# hat-splitter
This is the home of the HAT splitting rule. We expose it as a Rust crate with
Python bindings so that the same splitting rule can be used in both languages.
- Rust crate: https://crates.io/crates/hat-splitter
- Python package: https://pypi.org/project/hat-splitter
This project is WIP. More information and documentation to follow.
## The plan
We've found that HAT models are very sensitive to their splitting rule. As a
result, the splitting rule implemented here must exactly match the behaviour of
the splitter we're currently using.
1. Create a simple placeholder text splitting implementation (e.g., just split
on whitespace). ✅
2. Set up Python bindings with PyO3. ✅
3. Add Scaling as a Python dev dep and test the Python bindings against the
existing splitting rule.

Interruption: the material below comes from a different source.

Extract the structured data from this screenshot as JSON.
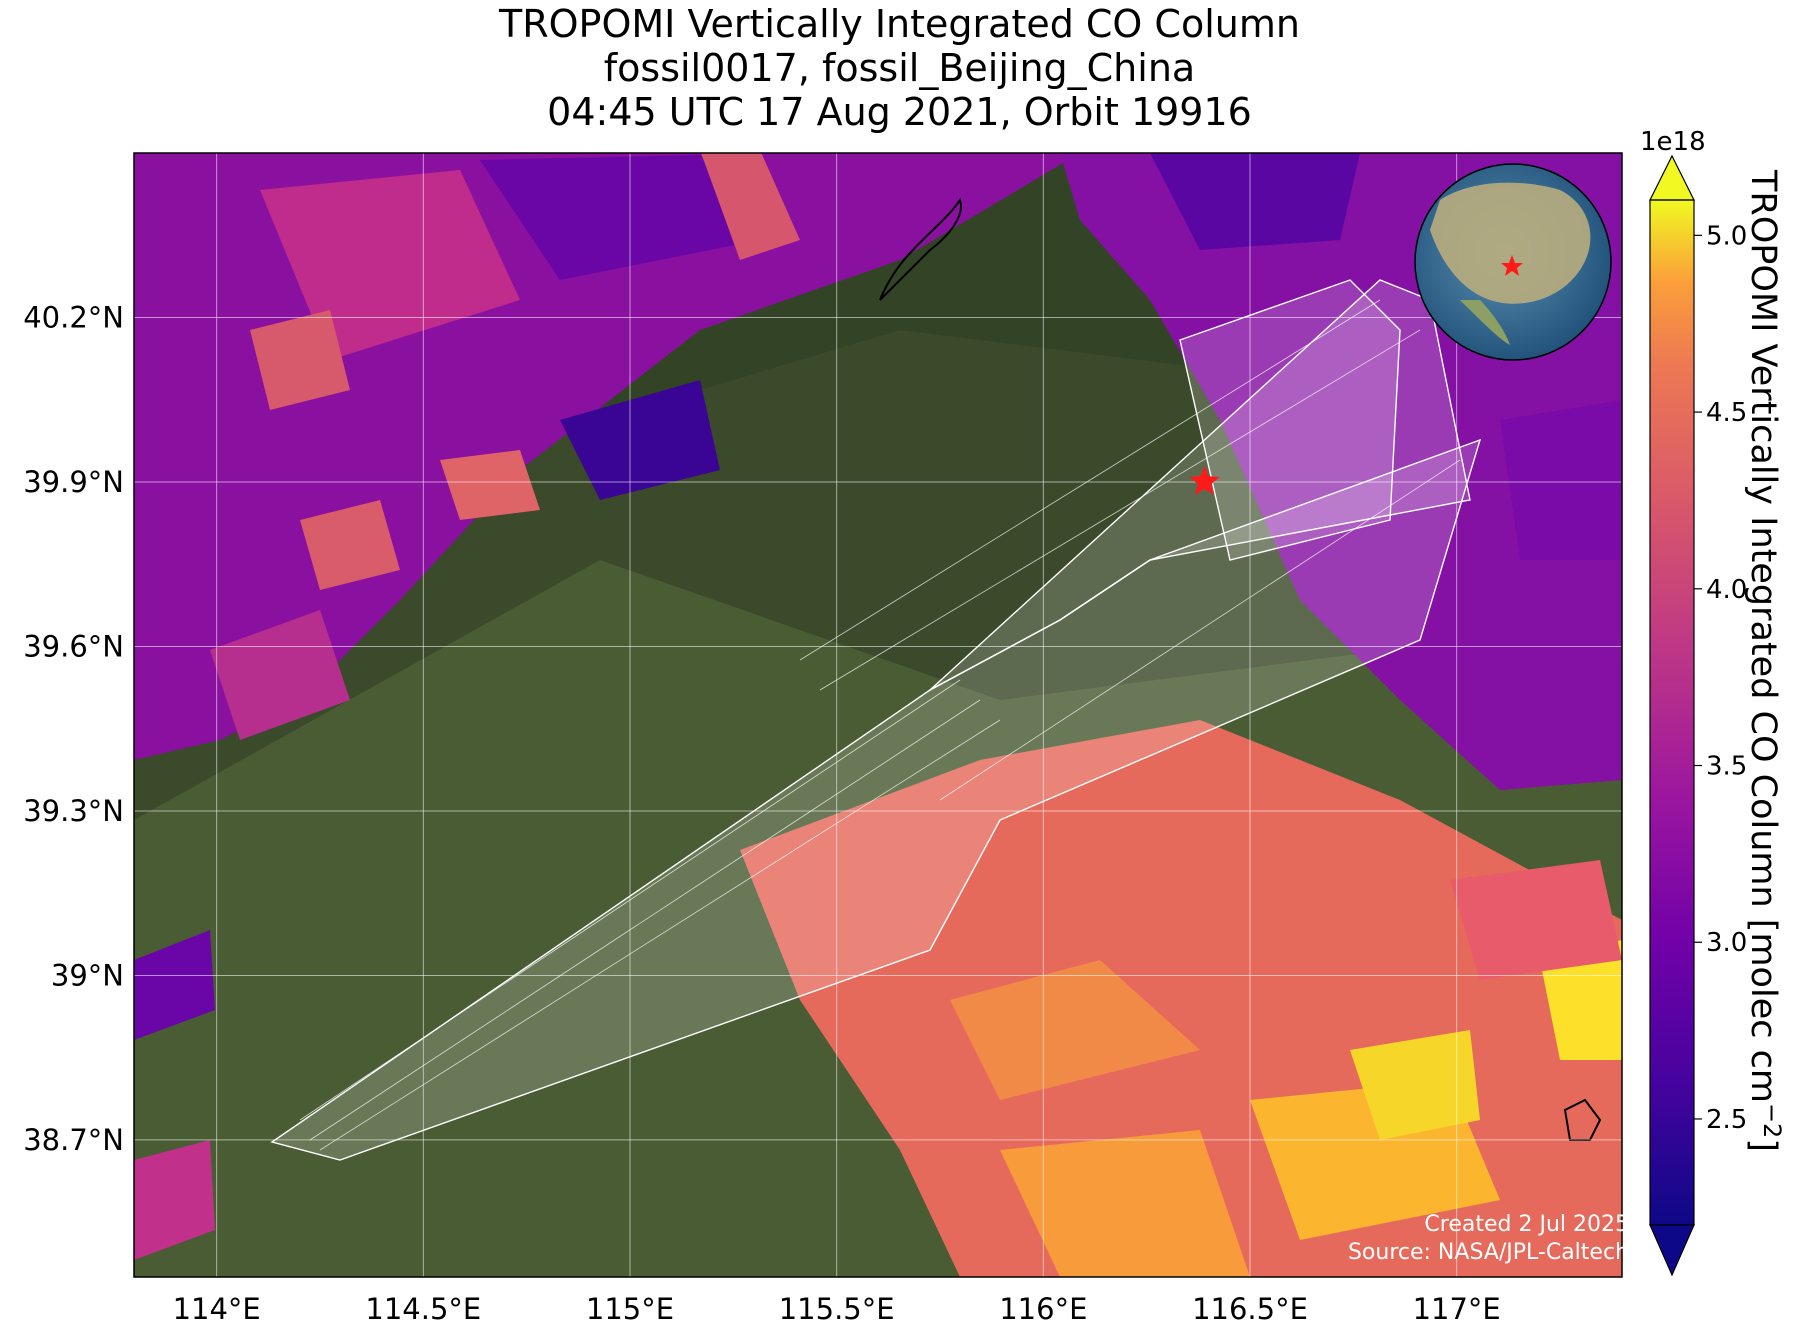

Tests will fail. ✅
4. Implement the HAT splitting rule in Rust and make tests green. ✅
5. Package and publish to crates.io and PyPI. ✅
6. Create benchmarks and apply initial optimisations. ✅
## Development
### Release process
1. Update the version in `Cargo.toml`. Commit and push to `main`.
2. Tag the commit with the new version, e.g., `git tag v0.1.0`.
3. Push the tag to the remote. CI will take care of the rest.